Two additional deletion mutants were generated and characterized in vitro; one mutant was deleted of both miR-M23-2 and miR-m21-1, due to their genomic location, and the other was deleted of miR-M44-1. Although we confirmed that these mutants readily lacked expression of the aforementioned miRNAs (Fig. ), their replication phenotype was not clearly affected (Fig. ). A slight reduction in virus titers could be observed, but we cannot rule out the possibility that this is due to perturbation of expression of the neighboring genes. The absence of a phenotype in fibroblasts in vitro does not preclude a function in vivo, as MCMV infects a number of different cell types and encounters an array of antiviral defense mechanisms. For instance, mutation of the SV40 miR-S1 had no effect on single-step virus growth but had important implications in enhancing the recognition of infected cells by cytotoxic T cells because early gene transcripts are normally rapidly cleared by the action of miR-S1 (47
). Likewise, genes located in the vicinity of m01 (m02, m04, and m06) have all been implicated in interfering with the host immune response in vivo. Therefore, the biological function of this and the other MCMV miRNAs requires additional studies that should include immune response analyses. Interestingly, we observed a strong correlation of viral miRNA expression and titers of infectious virus in the livers, lungs, and spleens of infected animals at 3 and 5 days postinfection (Fig. ). Thereby, we provide the first evidence that miRNA expression is also an important feature of productive viral infection in vivo, and the use of the mutants that we generated will prove useful to assess their role.

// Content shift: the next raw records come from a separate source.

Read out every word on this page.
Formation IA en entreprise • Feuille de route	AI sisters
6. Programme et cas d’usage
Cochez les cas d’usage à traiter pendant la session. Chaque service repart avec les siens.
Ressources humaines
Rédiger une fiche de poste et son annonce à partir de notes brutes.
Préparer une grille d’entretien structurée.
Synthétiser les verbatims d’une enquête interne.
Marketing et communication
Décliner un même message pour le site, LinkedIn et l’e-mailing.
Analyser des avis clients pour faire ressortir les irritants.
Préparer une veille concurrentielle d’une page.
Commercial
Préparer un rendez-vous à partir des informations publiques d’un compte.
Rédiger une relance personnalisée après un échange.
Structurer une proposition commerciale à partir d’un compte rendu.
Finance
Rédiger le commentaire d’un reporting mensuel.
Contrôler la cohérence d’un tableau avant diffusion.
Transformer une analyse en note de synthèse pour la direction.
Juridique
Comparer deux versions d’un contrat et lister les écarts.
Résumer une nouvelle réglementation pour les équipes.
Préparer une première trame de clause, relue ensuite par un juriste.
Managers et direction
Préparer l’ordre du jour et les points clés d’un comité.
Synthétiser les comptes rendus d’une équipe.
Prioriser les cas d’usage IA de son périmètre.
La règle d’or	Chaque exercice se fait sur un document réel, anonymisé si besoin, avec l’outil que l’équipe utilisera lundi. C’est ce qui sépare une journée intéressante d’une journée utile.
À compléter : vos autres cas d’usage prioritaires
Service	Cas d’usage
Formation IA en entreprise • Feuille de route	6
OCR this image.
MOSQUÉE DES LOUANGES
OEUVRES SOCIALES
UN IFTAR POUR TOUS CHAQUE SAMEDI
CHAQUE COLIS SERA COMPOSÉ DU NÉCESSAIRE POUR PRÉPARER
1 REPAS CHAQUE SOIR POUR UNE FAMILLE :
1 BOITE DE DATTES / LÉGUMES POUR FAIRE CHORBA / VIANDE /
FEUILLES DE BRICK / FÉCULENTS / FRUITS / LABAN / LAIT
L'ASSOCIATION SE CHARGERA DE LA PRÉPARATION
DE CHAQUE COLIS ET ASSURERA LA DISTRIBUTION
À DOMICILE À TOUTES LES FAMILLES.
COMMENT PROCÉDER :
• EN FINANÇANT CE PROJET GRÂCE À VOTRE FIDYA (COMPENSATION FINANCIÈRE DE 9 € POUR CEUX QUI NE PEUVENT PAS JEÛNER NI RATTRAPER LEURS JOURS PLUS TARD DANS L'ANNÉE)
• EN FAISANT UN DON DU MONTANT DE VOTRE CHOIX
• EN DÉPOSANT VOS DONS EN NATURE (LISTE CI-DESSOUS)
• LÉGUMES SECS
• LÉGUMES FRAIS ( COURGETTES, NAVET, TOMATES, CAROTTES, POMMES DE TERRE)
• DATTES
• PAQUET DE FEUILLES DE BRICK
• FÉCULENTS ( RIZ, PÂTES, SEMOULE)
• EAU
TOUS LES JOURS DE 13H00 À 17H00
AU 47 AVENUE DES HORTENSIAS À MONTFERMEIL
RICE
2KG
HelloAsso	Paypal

Few MCMV miRNAs are located in transcripts with a well-defined function. The only genes that have an assigned role are M44, which encodes a DNA binding protein, a cofactor of DNA polymerase (28
); and M55, which encodes glycoprotein B (39
). M23 is a member of the US22 family, but its precise function is unknown (31
). In addition, none of the miRNAs identified here show significant conservation with HCMV miRNAs (16
), which might be explained by the fact that the two viruses are evolutionary distant. More puzzling, however, is the fact that, with one exception, their genomic localization is very different in the two viruses. Indeed, only miRNAs in the M23 region are in a region similar to HCMV miR-UL22A-1 (36
). This observation agrees with previous findings that viral miRNAs are often localized in fast-evolving regions of the genome (33
). The lack of conservation between sequence and location of the various miRNAs in cytomegaloviruses strongly suggests that host rather than viral genome regulatory purposes primarily drive herpesvirus miRNA evolution and function.